Full-cast metal: Used where maximum strength is needed and aesthetics are not a factor — typically non-visible molar areas in patients with very heavy bite forces. Essentially never fractures.
Same-Day Crowns at Dazzle: What the Process Involves
At Dazzle, same-day crown delivery is achievable for straightforward posterior zirconia cases using the following sequence: tooth preparation → intraoral scan (TRIOS 5, 2–4 minutes) → CAD design (technician reviews with clinician, 15–30 minutes) → milling (Amann Girrbach, 20–60 minutes) → sintering (Ivoclar Programat, 90–120 minutes) → glazing and characterisation → try-in and cementation. Total time from preparation to cementation: 3–4 hours in the same appointment.
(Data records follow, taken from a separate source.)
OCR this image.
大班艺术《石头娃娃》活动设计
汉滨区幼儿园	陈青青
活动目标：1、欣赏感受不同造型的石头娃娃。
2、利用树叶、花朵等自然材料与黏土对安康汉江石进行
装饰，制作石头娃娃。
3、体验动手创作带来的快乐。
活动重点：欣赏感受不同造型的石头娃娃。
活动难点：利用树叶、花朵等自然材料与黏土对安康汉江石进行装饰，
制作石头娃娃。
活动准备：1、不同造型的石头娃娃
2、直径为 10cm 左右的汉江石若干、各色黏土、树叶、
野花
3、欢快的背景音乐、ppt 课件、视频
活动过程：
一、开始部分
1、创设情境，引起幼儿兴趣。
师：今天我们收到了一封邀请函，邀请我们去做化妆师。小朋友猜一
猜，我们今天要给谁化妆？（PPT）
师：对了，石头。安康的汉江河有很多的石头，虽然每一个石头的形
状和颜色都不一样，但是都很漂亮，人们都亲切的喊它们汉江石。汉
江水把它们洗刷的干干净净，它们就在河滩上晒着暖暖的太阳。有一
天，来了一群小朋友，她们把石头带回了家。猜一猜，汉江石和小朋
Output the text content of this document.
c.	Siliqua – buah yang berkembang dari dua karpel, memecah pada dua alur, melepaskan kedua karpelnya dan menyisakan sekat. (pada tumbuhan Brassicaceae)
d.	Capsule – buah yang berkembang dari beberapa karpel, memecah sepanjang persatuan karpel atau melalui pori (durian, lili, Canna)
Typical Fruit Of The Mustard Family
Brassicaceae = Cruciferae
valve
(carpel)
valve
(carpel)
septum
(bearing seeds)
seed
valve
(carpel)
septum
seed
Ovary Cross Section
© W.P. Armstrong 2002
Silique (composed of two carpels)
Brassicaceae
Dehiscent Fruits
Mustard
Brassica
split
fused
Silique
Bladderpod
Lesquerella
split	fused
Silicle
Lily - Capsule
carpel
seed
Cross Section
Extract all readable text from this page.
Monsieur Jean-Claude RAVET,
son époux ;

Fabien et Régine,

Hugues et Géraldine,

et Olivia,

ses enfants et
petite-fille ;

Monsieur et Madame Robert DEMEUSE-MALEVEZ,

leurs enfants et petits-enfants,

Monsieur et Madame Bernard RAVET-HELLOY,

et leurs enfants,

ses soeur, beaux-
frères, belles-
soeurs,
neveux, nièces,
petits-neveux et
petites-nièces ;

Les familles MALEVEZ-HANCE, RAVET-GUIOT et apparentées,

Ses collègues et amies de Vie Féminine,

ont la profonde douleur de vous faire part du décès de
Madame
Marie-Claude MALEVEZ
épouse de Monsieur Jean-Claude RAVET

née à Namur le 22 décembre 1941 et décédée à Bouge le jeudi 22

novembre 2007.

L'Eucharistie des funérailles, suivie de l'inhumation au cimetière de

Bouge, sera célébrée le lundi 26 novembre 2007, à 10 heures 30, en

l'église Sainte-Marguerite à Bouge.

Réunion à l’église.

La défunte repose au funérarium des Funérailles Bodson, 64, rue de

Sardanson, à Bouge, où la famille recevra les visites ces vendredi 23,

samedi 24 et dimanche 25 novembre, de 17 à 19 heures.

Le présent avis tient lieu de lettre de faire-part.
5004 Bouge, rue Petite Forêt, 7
For anterior crowns requiring precise shade matching with adjacent teeth: the shade characterisation step takes additional technician time and the crown is delivered the following morning rather than the same day.
For patients with a fixed departure schedule: the in-house laboratory eliminates the standard 10–14 day wait for external laboratory fabrication, compressing the entire preparation-to-delivery cycle into one or two days.
FAQs
Q1: How long does a dental crown last?
Monolithic zirconia crowns: 90–95% survival at 10 years; 15–20 years with good maintenance and hygiene. E.max crowns: similar longevity. PFM crowns: comparable structural survival but more frequent cosmetic remake for porcelain chipping or metal margin exposure. The most common reason for crown replacement is not fracture but loss of cement retention or new decay at the crown margin.
Q2: Will the crown match my other teeth?
Shade matching is one of the most technically demanding aspects of crown fabrication. At Dazzle, shade selection involves digital shade capture with the TRIOS scanner, supplemented by clinical shade assessment in natural light. The shade is confirmed by the clinician and the technician before fabrication. For critical anterior cases, a shade photograph is taken post-glazing and the crown is adjusted if necessary before cementation.
Q3: Is tooth preparation for a crown painful?
Preparation is performed under local anaesthesia. Patients feel pressure and vibration but not pain. After preparation, the tooth (if it still has a vital pulp) will be sensitive to cold and pressure until the permanent crown is cemented. A temporary crown is placed immediately after preparation to protect the tooth and manage sensitivity during the fabrication period.
Q4: What if my crown does not fit at the try-in?
The crown is adjusted or remade in the in-house laboratory. At Dazzle, adjustments are made on the same day at try-in. Significant fit problems (marginal gap, occlusal interference) are addressed by modifying the digital design and re-milling — a process that takes under an hour in most cases. This is only feasible with an in-house laboratory; external laboratory remakes require 1–2 additional weeks.